The Rams went ahead 7-0 on a five-play 55-yard drive that was capped with a 31-yard touchdown scamper by quarterback Tom Bradley. Their second drive took only one play, a 29-yard cut-back run by Aton Sykes. Following an interception deep in East territory by Sam Bergen, Bradley then hit Jake Orchard over the middle two plays later to make the score 21-0.

On Highland's first possession of the second quarter, Bradley found a seam in East's defense and slipped into the open field for a 39-yard touchdown run. On the very first play after taking over on downs in East territory, Bradley threw deep to 6-feet-5 Les Brown, who outreached the Leopards' defender to give the Rams a five-touchdown lead.

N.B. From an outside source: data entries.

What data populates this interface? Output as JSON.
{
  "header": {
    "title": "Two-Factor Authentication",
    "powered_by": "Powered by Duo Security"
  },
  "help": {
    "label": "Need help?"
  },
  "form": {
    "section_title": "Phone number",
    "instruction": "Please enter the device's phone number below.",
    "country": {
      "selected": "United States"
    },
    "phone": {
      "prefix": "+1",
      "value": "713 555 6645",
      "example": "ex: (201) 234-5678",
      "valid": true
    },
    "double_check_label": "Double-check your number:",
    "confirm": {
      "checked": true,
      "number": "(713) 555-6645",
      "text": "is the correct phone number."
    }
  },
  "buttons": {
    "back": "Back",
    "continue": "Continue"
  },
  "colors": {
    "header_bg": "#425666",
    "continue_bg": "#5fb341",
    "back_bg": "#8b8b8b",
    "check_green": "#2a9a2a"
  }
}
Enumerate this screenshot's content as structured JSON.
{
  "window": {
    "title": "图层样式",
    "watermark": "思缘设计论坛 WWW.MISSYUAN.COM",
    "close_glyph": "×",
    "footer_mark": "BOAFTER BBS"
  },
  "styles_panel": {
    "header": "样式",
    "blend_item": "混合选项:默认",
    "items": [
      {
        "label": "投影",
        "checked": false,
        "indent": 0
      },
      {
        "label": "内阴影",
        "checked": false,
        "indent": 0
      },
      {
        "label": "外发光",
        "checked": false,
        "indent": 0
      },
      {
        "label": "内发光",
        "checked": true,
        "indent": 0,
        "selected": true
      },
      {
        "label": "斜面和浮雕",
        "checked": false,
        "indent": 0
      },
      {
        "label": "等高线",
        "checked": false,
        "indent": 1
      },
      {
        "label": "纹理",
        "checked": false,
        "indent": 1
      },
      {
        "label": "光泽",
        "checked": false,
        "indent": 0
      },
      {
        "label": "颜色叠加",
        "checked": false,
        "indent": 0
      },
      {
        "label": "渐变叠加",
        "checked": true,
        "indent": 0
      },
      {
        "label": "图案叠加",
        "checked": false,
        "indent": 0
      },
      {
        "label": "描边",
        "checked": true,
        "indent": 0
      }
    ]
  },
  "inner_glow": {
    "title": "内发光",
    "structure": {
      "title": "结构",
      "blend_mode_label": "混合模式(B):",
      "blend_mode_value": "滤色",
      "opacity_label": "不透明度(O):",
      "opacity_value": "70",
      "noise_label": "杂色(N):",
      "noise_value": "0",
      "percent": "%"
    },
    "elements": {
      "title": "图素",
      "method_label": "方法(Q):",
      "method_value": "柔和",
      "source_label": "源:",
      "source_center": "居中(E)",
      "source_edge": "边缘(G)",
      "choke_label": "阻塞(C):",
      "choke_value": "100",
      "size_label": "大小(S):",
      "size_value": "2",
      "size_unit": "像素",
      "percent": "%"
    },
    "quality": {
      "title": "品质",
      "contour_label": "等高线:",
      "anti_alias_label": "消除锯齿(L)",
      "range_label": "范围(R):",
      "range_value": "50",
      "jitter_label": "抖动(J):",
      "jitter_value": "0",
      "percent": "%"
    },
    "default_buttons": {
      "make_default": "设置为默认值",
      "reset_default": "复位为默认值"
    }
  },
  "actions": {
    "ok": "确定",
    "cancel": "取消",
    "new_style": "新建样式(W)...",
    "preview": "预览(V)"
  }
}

East finally put together an 8-play 82-yard scoring drive late in the second quarter, with the big play being a 52-yard screen pass to Cook. The Leopards added another score late in the third quarter when Cook broke free untouched for a 47-yard touchdown run.

"We tightened the bolts down in the second half but it was just too little too late," Whitehead said. "But this is a great group of kids. I wished things had turned out differently for them, but they need to hold their heads up high."